Schrullen und Gemeinheiten
Die Bewohner dieses Seniorenheims nach der Spielidee von Walser sind auch keine Kinder von Traurigkeit. Gelacht und geneckt wird dort wie überall im Leben. Aber auch gestritten, geneidet, intrigiert und systematisch gequält. Die kleinen und großen Verbrechen, die Menschen aneinander verüben können, werden an Schrulligkeit und viel schwarzem Humor gebrochen. Nina Westphal-Stein ist eine prickelnd gezierte Frau Greti, Typ „alte Jungfer“. Frau Albert wird von Gerlinde Lamprecht als geschäftig-patente und immer noch mädchenhaft-verliebte Alte verkörpert, Frau Tormann alias Martina Baumann sieht man ihre Opferrolle von der ersten Sekunde weg an und Herr Nübel, bubenhaft frech von Reinhold Lauß gegeben, stellt sich als Herr mit dem großen N und dem kleinen Übel im Namen solange vor, bis die Zuschauer davonzulaufen drohen. Da hilft dann nur die Gemütsruhe von Herrn Albert (ein bestens disponiert Johannes Hoh), der die Störungen und Aufregungen im Heimalltag regelmäßig mit dem Hinweis kommentiert, dass Tumulte immer zur Unzeit aufträten: nämlich dann, wenn eigentlich das Essen kommen sollte oder der Kuchen. Da fehlt dann nur noch der „geile Alte“, den Christian Hümmer als Herr Pott gibt. Hümmer zieht da dann genüsslich alle Register der gängigen Klischees. Schließlich gerät Rolfi, ein Abenteurer in den besten Jahren, in diese makabere Seniorenheim-Idylle hinein. Er bricht Frau Gretis Herz und sich das Genick, als er bei der Reparatur einer Deckenlampe einen Stromschlag abbekommt, der ihn zu Tode stürzen lässt. Herrlich schmierig führt Stephan Schilling diesen etwas dubiosen Rolfi vor Augen.
Was dann doch alles geht, wenn Laiendarsteller von Profis zu Höchstleistungen geführt werden.

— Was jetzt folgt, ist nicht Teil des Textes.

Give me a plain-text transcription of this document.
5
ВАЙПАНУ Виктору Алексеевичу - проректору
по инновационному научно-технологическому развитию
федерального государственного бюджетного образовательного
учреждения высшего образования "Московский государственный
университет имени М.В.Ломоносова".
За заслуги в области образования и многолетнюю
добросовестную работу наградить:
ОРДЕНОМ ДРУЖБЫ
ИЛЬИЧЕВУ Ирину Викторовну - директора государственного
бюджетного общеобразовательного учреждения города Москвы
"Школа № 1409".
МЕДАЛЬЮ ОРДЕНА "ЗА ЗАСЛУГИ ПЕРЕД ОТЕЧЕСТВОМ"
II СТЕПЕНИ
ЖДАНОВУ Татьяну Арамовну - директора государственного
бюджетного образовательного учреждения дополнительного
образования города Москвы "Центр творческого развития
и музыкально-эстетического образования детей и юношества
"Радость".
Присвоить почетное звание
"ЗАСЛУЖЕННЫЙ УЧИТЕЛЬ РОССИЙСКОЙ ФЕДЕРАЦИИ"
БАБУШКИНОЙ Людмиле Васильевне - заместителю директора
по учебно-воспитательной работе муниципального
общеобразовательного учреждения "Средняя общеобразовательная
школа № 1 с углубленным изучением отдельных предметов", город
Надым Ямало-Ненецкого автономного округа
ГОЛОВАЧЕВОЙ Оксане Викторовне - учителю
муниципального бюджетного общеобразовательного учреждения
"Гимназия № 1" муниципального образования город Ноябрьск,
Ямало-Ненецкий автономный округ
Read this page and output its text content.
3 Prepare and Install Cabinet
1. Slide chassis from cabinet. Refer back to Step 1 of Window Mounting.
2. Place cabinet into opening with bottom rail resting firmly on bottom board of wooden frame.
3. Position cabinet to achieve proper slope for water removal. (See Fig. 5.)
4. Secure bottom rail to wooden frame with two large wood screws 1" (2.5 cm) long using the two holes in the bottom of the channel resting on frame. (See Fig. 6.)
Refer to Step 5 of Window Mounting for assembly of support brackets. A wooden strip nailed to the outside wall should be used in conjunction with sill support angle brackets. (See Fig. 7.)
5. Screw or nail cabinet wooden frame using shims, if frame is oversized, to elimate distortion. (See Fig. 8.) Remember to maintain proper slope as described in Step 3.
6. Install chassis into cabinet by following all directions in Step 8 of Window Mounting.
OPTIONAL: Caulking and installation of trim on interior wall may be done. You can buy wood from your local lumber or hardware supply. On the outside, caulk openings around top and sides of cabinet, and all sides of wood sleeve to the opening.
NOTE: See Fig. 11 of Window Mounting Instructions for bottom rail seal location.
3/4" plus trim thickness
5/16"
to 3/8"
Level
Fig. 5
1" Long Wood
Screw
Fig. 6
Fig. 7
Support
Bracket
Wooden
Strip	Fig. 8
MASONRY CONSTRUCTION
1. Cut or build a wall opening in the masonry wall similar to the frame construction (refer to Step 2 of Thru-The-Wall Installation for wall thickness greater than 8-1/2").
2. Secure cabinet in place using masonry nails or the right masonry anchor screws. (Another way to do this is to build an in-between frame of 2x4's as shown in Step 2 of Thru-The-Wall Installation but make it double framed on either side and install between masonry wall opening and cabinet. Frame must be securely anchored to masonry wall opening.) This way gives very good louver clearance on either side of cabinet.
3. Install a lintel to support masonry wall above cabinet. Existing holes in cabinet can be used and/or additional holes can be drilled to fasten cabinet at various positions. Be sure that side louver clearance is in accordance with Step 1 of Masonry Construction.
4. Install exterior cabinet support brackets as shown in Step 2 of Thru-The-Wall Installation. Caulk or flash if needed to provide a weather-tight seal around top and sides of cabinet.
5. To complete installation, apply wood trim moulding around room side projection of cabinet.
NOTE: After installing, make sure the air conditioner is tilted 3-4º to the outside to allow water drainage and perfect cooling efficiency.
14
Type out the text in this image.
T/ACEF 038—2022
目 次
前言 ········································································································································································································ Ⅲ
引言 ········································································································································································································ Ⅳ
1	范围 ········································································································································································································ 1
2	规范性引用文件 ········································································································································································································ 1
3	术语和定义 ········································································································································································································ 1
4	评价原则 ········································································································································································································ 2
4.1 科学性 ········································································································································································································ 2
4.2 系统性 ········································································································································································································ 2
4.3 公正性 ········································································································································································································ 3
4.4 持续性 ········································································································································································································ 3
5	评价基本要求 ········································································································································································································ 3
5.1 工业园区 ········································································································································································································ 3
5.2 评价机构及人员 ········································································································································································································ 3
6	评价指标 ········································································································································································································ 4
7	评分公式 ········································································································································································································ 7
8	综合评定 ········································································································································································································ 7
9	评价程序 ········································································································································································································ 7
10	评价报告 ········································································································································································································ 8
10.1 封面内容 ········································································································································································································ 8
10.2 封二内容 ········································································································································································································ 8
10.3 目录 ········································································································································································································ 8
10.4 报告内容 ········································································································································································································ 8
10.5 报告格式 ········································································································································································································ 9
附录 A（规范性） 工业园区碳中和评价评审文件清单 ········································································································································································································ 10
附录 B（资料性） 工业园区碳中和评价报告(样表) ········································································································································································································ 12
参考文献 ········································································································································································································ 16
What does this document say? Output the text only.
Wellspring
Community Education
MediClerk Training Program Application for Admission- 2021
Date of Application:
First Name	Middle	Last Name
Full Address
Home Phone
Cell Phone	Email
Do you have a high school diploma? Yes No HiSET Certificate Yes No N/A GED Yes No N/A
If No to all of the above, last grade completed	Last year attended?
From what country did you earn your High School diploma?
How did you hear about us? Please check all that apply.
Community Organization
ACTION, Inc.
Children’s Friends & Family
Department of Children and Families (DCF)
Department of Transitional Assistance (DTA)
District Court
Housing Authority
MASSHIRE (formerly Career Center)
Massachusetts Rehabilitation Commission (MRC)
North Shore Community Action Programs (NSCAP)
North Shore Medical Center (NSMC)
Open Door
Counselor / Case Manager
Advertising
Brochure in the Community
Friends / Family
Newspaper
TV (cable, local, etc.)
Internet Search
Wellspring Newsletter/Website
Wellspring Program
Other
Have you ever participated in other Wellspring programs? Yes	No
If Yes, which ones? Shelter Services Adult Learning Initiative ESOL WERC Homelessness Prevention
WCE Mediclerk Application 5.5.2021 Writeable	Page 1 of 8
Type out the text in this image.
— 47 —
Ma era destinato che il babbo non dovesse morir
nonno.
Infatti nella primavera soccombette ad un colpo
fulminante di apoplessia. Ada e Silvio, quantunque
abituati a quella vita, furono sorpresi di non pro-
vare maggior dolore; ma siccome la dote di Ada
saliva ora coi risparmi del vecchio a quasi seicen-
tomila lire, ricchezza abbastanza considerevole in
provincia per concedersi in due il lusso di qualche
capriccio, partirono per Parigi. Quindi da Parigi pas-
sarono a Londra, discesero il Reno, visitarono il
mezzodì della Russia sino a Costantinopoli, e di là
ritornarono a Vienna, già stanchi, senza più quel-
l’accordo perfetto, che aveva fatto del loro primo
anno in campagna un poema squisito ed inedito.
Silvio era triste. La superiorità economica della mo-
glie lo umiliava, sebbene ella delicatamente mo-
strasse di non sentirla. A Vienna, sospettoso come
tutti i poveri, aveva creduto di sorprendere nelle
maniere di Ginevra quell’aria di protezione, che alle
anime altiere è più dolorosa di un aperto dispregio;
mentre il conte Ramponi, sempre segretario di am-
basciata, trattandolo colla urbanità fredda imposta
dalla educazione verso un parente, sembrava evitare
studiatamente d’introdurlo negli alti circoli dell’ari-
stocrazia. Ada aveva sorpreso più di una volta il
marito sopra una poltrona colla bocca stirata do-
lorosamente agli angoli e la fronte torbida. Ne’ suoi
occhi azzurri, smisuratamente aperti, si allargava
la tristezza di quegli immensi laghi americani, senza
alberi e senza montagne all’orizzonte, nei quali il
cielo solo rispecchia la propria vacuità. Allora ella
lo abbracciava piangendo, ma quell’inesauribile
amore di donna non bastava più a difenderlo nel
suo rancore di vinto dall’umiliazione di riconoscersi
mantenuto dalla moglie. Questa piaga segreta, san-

In Bischberg kann man das jeweils ab 19.30 Uhr noch einmal am kommenden Freitag, Samstag und Sonntag sehen.
2015
Letzter Wille
Kritik von Susanna Bauernfeind
„A weng Biedäd muss scho sei.“ Tatsächlich ist von Pietät anfangs viel zu sehen, die Trauer wird angemessen in schwarzer Kleidung und unter stilechten schwarzen Regenschirmen getragen – aber nur zur Schau, wie sich schnell herausstellt. Denn eigentlich tut es keinem der Verwandten wirklich leid um Tante Martha, eine allseitige Hoffnung auf die Erbschaft ist vielmehr Grund zur so gar nicht angebrachten Aufregung.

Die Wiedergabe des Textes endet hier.